The Marattas came to Thanjavur in the late half of the 17th century. That time, Ekogi was the first Maratta ruler of Thanjavur (1676 to 1683). The Marattas ruled some time but they became vassals of the Mughal Governor of Karnataka. After, there were hostilities between the Arcot Nawab and the Maratta ruler of Thanjavur. The French and English also began interrupting in the internal affairs of South India. In later only the supremacy of English established. Saraboji II the adopted son of Tuljaji, was made King of Thanjavur in the year 1798 after accepting all the conditions imposed by the British Government.
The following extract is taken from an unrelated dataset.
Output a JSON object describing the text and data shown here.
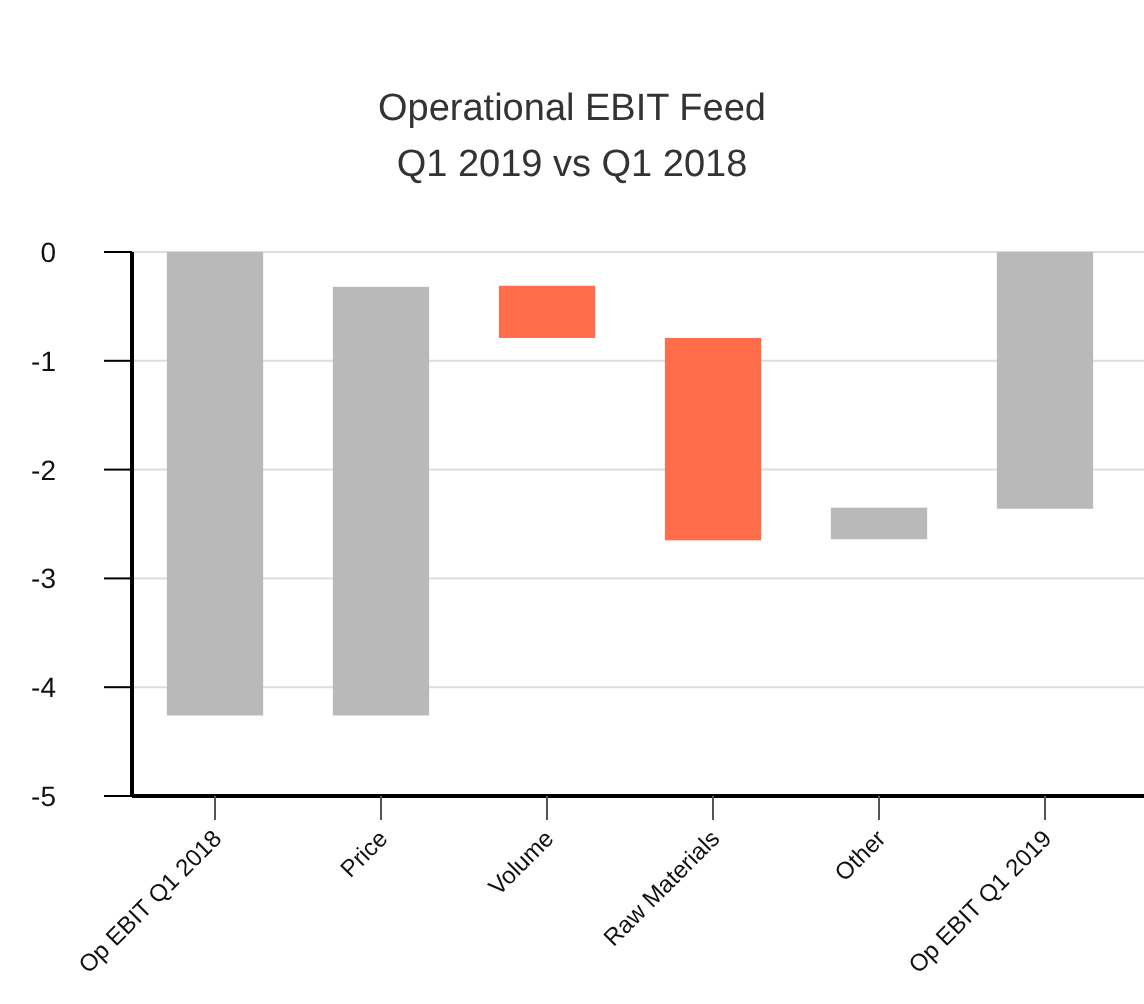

An agreement was signed between the Maratta rulers and English by high merit of which the status of the Raja was dwindling to a mere vassal.

British rule

The regime of Thanjavur was entirely given to English under the Treaty of 1799. The ruler of the Thanjavur was admitted to hold the fort of Thanjavur only with limited power of administration. When the ruler died in the year 1841, the Thanjavur fort was annexed to British and it became part of the Madras, it was remained under the British until 1947 when Bharath attained freedom.